One of the reasons for these consolidated appeals as stated in the case for the appellants is: '4. Because the appellants have acquired permanent occupancy right by prescription,' No tenant of lands in India can obtain any right to a permanent tenancy by prescription in them against his landlord from whom he holds the lands : see Saundalgekar v. Raghunath Venkatesh (1923) I.R. 50 I.A. 255.

7. Thus the proposition in the second case in Madhavrao v. Raghunath has been given a very wide extension in this latter case. Therefore, apart from the finding of fact of the lower appellate Court to which attention has been drawn, it would appear upon these authorities that no title to a permanent tenancy could have been acquired by prescription in such a case as the present. .

8. It follows that the decree of the lower appellate Court must be affirmed and the appeal dismissed with costs.

Amberson Marten, Kt., C.J.

9. I agree. We have here the advantage of a clear and concise judgment from the learned District Judge with which 1 quite agree. It is unnecessary, therefore, so far as the findings of fact or law are concerned, for me to add anything to what my brother Crump has just stated. But, as regards the second point about prescription in connection with a permanent tenancy, I may state that in the present case we are not called on to decide whether the statement in Nainapillai Marakayar v. Ramanathan Chettiar would necessarily prevent a title by adverse possession being ever obtained to a permanent tenancy in our Presidency. It is sufficient in the present case to apply what their Lordships have laid down in Mohammad Mumtaz Ali Khan v. Mohan Singh (1923) L.R. 50 IndAp 202, and to say that applying those principles they would clearly prevent the appellants from successfully establishing their right to a permanent tenancy by adverse possession after 1894 or 1898, having regard to the findings against them by the lower appellate Court.
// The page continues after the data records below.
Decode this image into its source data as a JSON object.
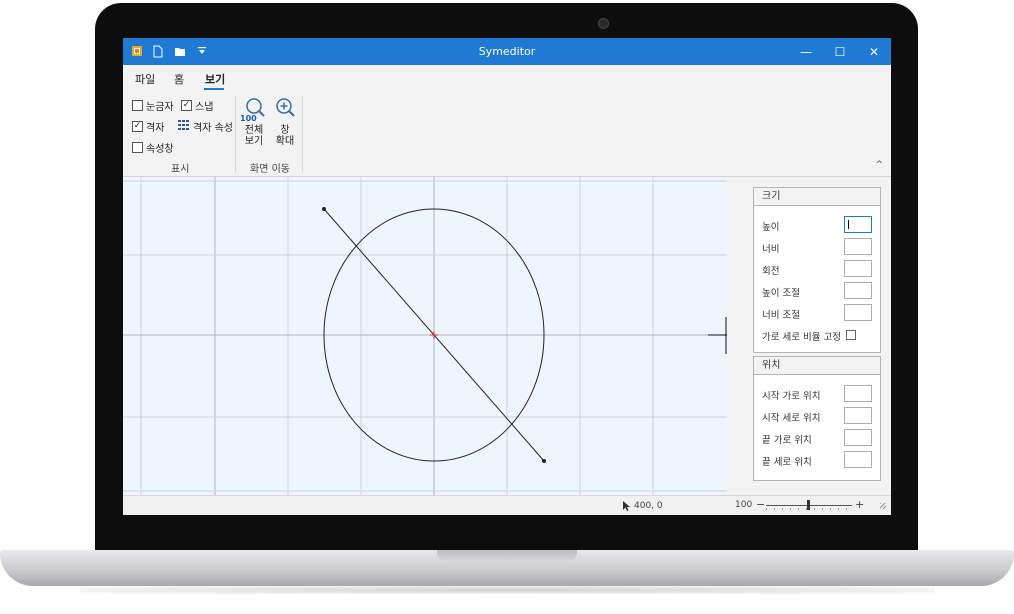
{
  "window": {
    "title": "Symeditor"
  },
  "window_controls": {
    "minimize": "—",
    "maximize": "☐",
    "close": "✕"
  },
  "menu": {
    "tabs": [
      "파일",
      "홈",
      "보기"
    ],
    "active_index": 2
  },
  "ribbon": {
    "display_group": {
      "label": "표시",
      "ruler": {
        "label": "눈금자",
        "checked": false
      },
      "snap": {
        "label": "스냅",
        "checked": true
      },
      "grid": {
        "label": "격자",
        "checked": true
      },
      "grid_props": {
        "label": "격자 속성"
      },
      "properties": {
        "label": "속성창",
        "checked": false
      }
    },
    "navigate_group": {
      "label": "화면 이동",
      "fit_all": {
        "line1": "전체",
        "line2": "보기",
        "badge": "100"
      },
      "zoom_in": {
        "line1": "창",
        "line2": "확대"
      }
    }
  },
  "properties": {
    "size": {
      "title": "크기",
      "height": "높이",
      "width": "너비",
      "rotation": "회전",
      "height_adjust": "높이 조절",
      "width_adjust": "너비 조절",
      "lock_ratio": "가로 세로 비율 고정"
    },
    "position": {
      "title": "위치",
      "start_x": "시작 가로 위치",
      "start_y": "시작 세로 위치",
      "end_x": "끝 가로 위치",
      "end_y": "끝 세로 위치"
    }
  },
  "status": {
    "cursor": "400, 0",
    "zoom": "100",
    "zoom_minus": "−",
    "zoom_plus": "+"
  },
  "colors": {
    "accent": "#1e7ad2",
    "canvas": "#eef5fe",
    "grid": "#c9d4e0"
  }
}
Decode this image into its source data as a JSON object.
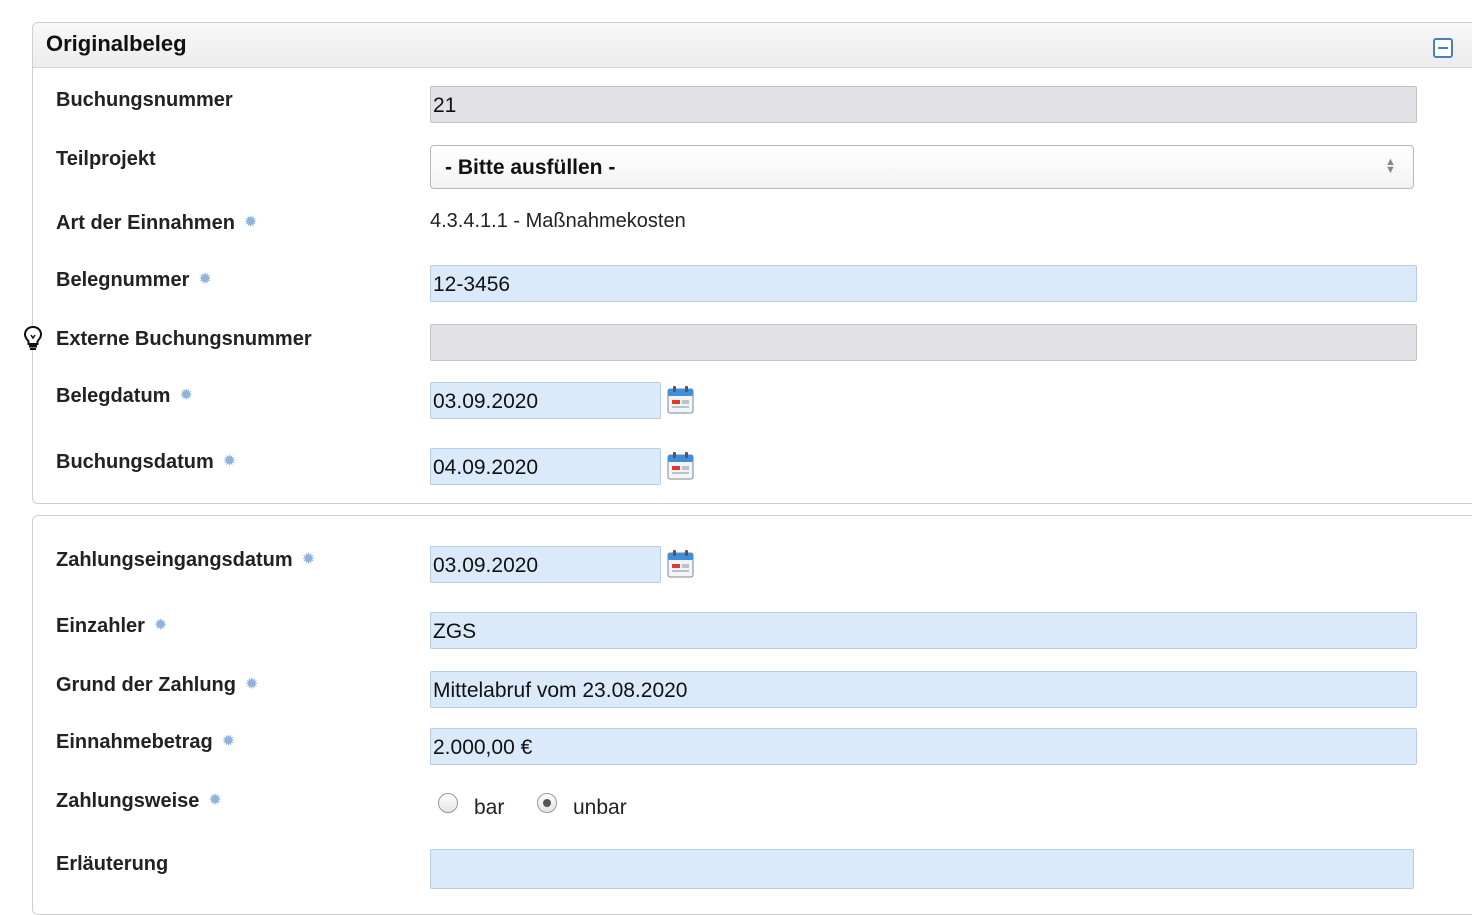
{
  "panel1": {
    "title": "Originalbeleg",
    "fields": {
      "buchungsnummer": {
        "label": "Buchungsnummer",
        "value": "21"
      },
      "teilprojekt": {
        "label": "Teilprojekt",
        "value": "- Bitte ausfüllen -"
      },
      "art_einnahmen": {
        "label": "Art der Einnahmen",
        "value": "4.3.4.1.1 - Maßnahmekosten"
      },
      "belegnummer": {
        "label": "Belegnummer",
        "value": "12-3456"
      },
      "externe_buchungsnummer": {
        "label": "Externe Buchungsnummer",
        "value": ""
      },
      "belegdatum": {
        "label": "Belegdatum",
        "value": "03.09.2020"
      },
      "buchungsdatum": {
        "label": "Buchungsdatum",
        "value": "04.09.2020"
      }
    }
  },
  "panel2": {
    "fields": {
      "zahlungseingangsdatum": {
        "label": "Zahlungseingangsdatum",
        "value": "03.09.2020"
      },
      "einzahler": {
        "label": "Einzahler",
        "value": "ZGS"
      },
      "grund": {
        "label": "Grund der Zahlung",
        "value": "Mittelabruf vom 23.08.2020"
      },
      "betrag": {
        "label": "Einnahmebetrag",
        "value": "2.000,00 €"
      },
      "zahlungsweise": {
        "label": "Zahlungsweise",
        "options": [
          "bar",
          "unbar"
        ],
        "selected": "unbar"
      },
      "erlaeuterung": {
        "label": "Erläuterung",
        "value": ""
      }
    }
  },
  "required_marker": "✹",
  "icons": {
    "collapse": "collapse-icon",
    "calendar": "calendar-icon",
    "hint": "lightbulb-icon"
  },
  "colors": {
    "editable_bg": "#dbeafb",
    "readonly_bg": "#e2e2e6",
    "required_marker": "#8fb3dc",
    "accent": "#4a7ec2"
  }
}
10. I respectfully agree that the landlord here established his title by judicial proceedings, and that the true inference is that the tenants accepted that position and took their khatas acquiescing in the view that they were annual tenants. That being so, as in my judgment they took their khatas as ordinary annual tenants, prescription would not run in their favour by mere assertions that they were permanent tenants notwithstanding these existing annual tenancies. Nor, indeed as ray brother Crump has pointed out, is there on the evidence any real assertion of their rights as permanent tenants after 1898.
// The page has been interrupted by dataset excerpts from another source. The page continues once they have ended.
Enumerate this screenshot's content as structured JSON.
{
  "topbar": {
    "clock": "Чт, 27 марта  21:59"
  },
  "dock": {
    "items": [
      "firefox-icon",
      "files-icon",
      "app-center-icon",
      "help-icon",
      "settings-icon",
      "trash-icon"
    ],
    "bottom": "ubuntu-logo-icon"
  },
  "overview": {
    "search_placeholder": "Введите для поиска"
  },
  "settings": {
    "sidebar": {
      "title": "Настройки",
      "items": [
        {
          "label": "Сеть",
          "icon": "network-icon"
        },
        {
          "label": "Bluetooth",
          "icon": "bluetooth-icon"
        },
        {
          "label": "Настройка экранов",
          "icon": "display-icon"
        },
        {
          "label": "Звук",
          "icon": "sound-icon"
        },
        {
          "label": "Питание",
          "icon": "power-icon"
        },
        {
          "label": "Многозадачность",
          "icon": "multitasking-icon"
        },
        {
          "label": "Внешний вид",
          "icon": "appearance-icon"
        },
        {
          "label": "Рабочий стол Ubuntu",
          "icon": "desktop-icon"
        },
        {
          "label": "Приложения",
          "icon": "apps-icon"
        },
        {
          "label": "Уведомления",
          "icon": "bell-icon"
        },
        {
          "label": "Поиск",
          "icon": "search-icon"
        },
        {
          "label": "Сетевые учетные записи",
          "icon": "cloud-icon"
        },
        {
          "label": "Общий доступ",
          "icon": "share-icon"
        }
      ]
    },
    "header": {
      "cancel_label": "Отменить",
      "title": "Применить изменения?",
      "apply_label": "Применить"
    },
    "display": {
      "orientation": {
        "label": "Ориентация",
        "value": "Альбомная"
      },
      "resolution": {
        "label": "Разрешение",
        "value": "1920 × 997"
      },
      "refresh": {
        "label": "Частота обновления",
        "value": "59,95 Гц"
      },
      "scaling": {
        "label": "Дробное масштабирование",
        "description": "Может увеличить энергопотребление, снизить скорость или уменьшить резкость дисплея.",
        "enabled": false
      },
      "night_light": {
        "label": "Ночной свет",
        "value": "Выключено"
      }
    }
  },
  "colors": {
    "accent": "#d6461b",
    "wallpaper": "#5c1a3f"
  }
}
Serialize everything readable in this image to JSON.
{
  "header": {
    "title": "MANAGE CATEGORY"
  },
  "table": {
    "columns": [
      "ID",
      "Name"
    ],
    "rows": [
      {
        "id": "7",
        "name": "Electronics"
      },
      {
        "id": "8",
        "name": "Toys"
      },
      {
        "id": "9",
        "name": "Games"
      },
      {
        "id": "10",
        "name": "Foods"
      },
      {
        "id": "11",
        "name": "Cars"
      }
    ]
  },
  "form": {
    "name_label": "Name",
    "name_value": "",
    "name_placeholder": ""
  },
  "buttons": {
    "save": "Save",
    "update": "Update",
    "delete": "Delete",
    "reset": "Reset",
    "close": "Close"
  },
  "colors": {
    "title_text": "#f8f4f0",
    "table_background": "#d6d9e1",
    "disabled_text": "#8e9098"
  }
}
11. Therefore the facts of this case are clearly distinguishable from those of the earlier Bombay authorities, such as Budesab v. Hanmanta, where it was hold that a tenant successfully denying in 1862 the landlord's right to possession could claim that he was holding adversely as permanent tenant to the landlord. Further, as regards the khatas that were passed in the present case, I think there is a broad distinction between them and other cases where an isolated khata has been passed in a long series of years under circumstances pointing otherwise to a permanent tenancy, or where the evidence points to the fact that the tenant who passed the khata did not appreciate the precise significance of the document he was executing. I, accordingly, agree that these appeals should be dismissed with costs.